On September 29 of last year, the University of Pittsburgh broke ground at its Oakland campus on a new Recreation and Wellness Center, a $255 million project whose 270,000 square feet will spread over nine stories, making this the tallest building of its kind in the U.S. when it opens in the fall of 2024.
Around the same time of the groundbreaking, Michigan State University in East Lansing was moving forward on its plans for a three-story 300,000-sf Health and Wellness Center that is scheduled to open in 2025, and whose design and programming were informed by focus groups with students.
The common thread connecting these projects is their design architect, Columbus, Ohio-based Moody Nolan, which celebrates its 40th anniversary last year. Over the past quarter-century, Moody Nolan has become one of the industry’s leading specialists in the creation of collegiate recreation facilities, according to Campus Rec magazine. The firm’s signature in this typology is designing rec centers to be campus destinations.
As such, Moody Nolan has had a ringside seat to watch how demand for rec centers has evolved to incorporate user well-being. “Our clients aren’t only concerned about physical space, but are also asking ‘why’ about these projects,” says Troy Sherrard, FAIA, a Partner and Sports + Recreation Practice Design Leader, who has been with the firm for 20 years. Consequently, he continues, more clients are requesting “hybrid environments” that “build habits” for health and wellness in students.
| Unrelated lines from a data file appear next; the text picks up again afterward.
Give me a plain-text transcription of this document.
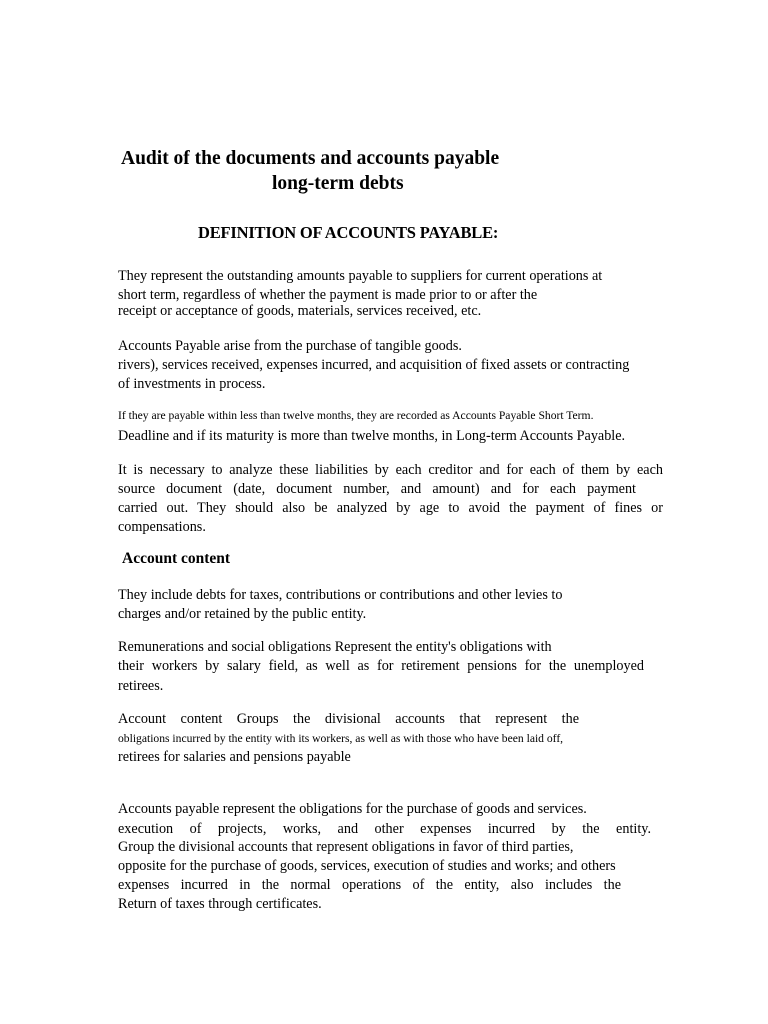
Audit of the documents and accounts payable
long-term debts
DEFINITION OF ACCOUNTS PAYABLE:
They represent the outstanding amounts payable to suppliers for current operations at
short term, regardless of whether the payment is made prior to or after the
receipt or acceptance of goods, materials, services received, etc.
Accounts Payable arise from the purchase of tangible goods.
rivers), services received, expenses incurred, and acquisition of fixed assets or contracting
of investments in process.
If they are payable within less than twelve months, they are recorded as Accounts Payable Short Term.
Deadline and if its maturity is more than twelve months, in Long-term Accounts Payable.
It is necessary to analyze these liabilities by each creditor and for each of them by each
source document (date, document number, and amount) and for each payment
carried out. They should also be analyzed by age to avoid the payment of fines or
compensations.
Account content
They include debts for taxes, contributions or contributions and other levies to
charges and/or retained by the public entity.
Remunerations and social obligations Represent the entity's obligations with
their workers by salary field, as well as for retirement pensions for the unemployed
retirees.
Account content Groups the divisional accounts that represent the
obligations incurred by the entity with its workers, as well as with those who have been laid off,
retirees for salaries and pensions payable
Accounts payable represent the obligations for the purchase of goods and services.
execution of projects, works, and other expenses incurred by the entity.
Group the divisional accounts that represent obligations in favor of third parties,
opposite for the purchase of goods, services, execution of studies and works; and others
expenses incurred in the normal operations of the entity, also includes the
Return of taxes through certificates.
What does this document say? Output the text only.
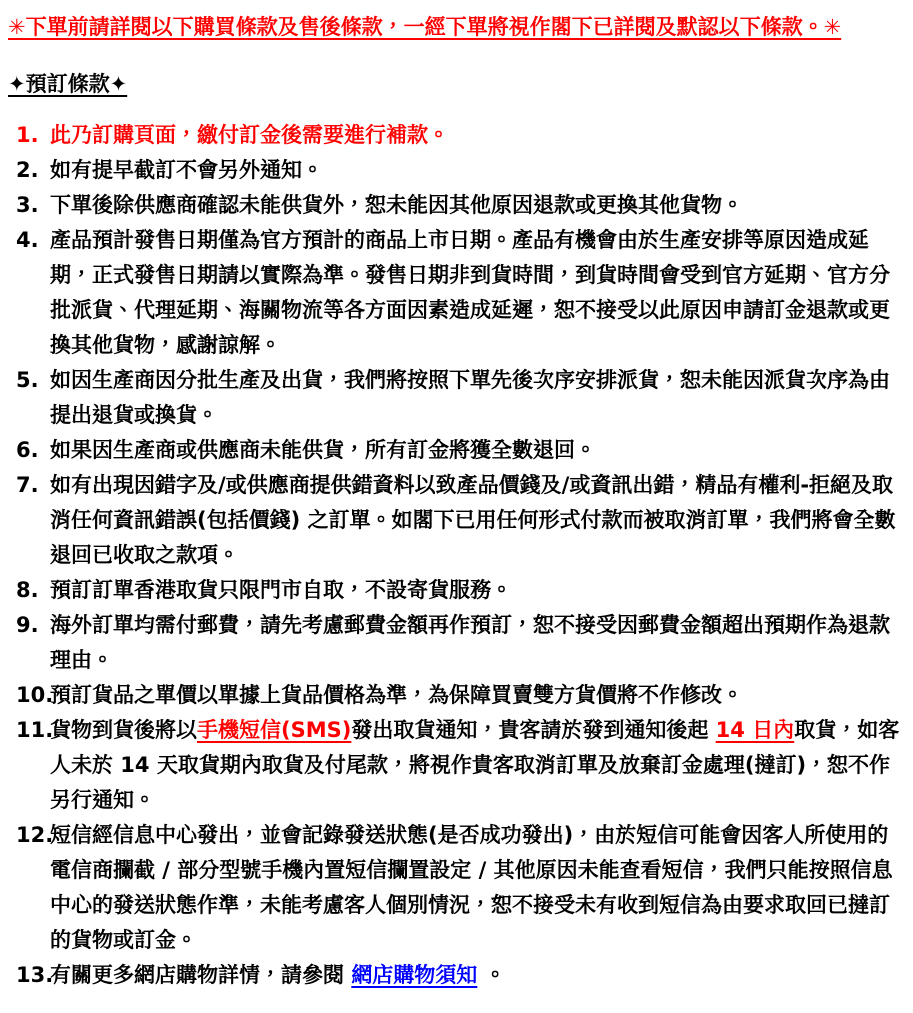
✳下單前請詳閱以下購買條款及售後條款，一經下單將視作閣下已詳閱及默認以下條款。✳

✦預訂條款✦
1. 此乃訂購頁面，繳付訂金後需要進行補款。
2. 如有提早截訂不會另外通知。
3. 下單後除供應商確認未能供貨外，恕未能因其他原因退款或更換其他貨物。
4. 產品預計發售日期僅為官方預計的商品上市日期。產品有機會由於生產安排等原因造成延期，正式發售日期請以實際為準。發售日期非到貨時間，到貨時間會受到官方延期、官方分批派貨、代理延期、海關物流等各方面因素造成延遲，恕不接受以此原因申請訂金退款或更換其他貨物，感謝諒解。
5. 如因生產商因分批生產及出貨，我們將按照下單先後次序安排派貨，恕未能因派貨次序為由提出退貨或換貨。
6. 如果因生產商或供應商未能供貨，所有訂金將獲全數退回。
7. 如有出現因錯字及/或供應商提供錯資料以致產品價錢及/或資訊出錯，精品有權利-拒絕及取消任何資訊錯誤(包括價錢) 之訂單。如閣下已用任何形式付款而被取消訂單，我們將會全數退回已收取之款項。
8. 預訂訂單香港取貨只限門市自取，不設寄貨服務。
9. 海外訂單均需付郵費，請先考慮郵費金額再作預訂，恕不接受因郵費金額超出預期作為退款理由。
10.
預訂貨品之單價以單據上貨品價格為準，為保障買賣雙方貨價將不作修改。
11.
貨物到貨後將以手機短信(SMS)發出取貨通知，貴客請於發到通知後起 14 日內取貨，如客人未於 14 天取貨期內取貨及付尾款，將視作貴客取消訂單及放棄訂金處理(撻訂)，恕不作另行通知。
12.
短信經信息中心發出，並會記錄發送狀態(是否成功發出)，由於短信可能會因客人所使用的電信商攔截 / 部分型號手機內置短信攔置設定 / 其他原因未能查看短信，我們只能按照信息中心的發送狀態作準，未能考慮客人個別情況，恕不接受未有收到短信為由要求取回已撻訂的貨物或訂金。
13.
有關更多網店購物詳情，請參閱 網店購物須知 。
Shared spaces a priority for recreation centers
Sherrard says that certain “traditional” spaces, like athletic fields and courts, and even aquatic amenities, are still must haves in rec centers. On the other hand, Moody Nolan has seen less demand lately for racquet sports spaces, and more demand for “shared spaces,” such as turf gyms within fieldhouses, and climbing and bouldering options. Clients also want multipurpose rooms for activities that range from “high energy to mediation,” says Sherrard, who spoke with BD+C last week.
He points specifically to the 101,000-sf, $30 million rec center at Jacksonville State University in Alabama, which opened in January 2019. Sherrard says prior to that opening, fitness and wellness were not prevalent concerns for most rural southern schools. Jacksonville State, conversely, saw the new rec center—which would have the largest footprint of any building on its campus—as one of its “anchors.”
The building’s highlights, says Sherrard, feature a 43-ft-tall outdoor climbing wall, social engagement spaces that include a campus “living room,” and an outdoor “adventure” component for biking and walking. Sherrard adds that rec centers need to be immersive, which in Jacksonville State’s case meant telling a design story through branding “to root the student in a sense of place.” (He notes that anyone walking into this rec center can see most of its rooms at first glance.)
How recreation centers can reinforce student health
After Jacksonville State opened its rec center, its enrollment for the next fall semester jumped by 6 percent. (The school’s full- and parttime enrollment for the fall of 2022 was 9,633, compared to 7,696 in the spring of 2018.)
Other campuses around the country flaunt their recreational and athletic facilities as recruitment bait. “That always comes up, and without [a rec center] there’s a void,” says Sherrard. He points out that Penn State University’s rec center (designed by his firm) is across the street from the college’s Admissions building, so the rec center is the first thing prospective and incoming students and their parents see, accentuating the college’s commitment to health and wellness.
Appealing to student needs is at the forefront of rec center design and operations, says Sherrard. Moody Nolan’s focus groups for the Michigan State University project (for which Rossetti is the AOR) revealed two desired trends that became key design drivers: biophilia and what Sherrard calls “zones for discovery.”
This rec center’s design is created around a courtyard. According to MSU, the building’s front façade opens to an outdoor greenspace with “large spans of glass for natural daylight and ventilation, allowing for integrated indoor-outdoor functional fitness experiences.”
Each floor of Pitt’s Recreation and Wellness center will have a different emphasis: dining, free weights, swimming and aquatic exercise, a gym, a jogging track, a multipurpose room, etc. The building itself, built into an 85-ft hillside, will connect Pitt’s upper and lower campuses. Also built into the hillside will be a 160-step “Panther Run,” that includes an outdoor platform halfway up for fitness classes.
Given its verticality, Pitt’s Recreation and Wellness center “could be a game changer” for urban-situated rec centers, says Sherrard.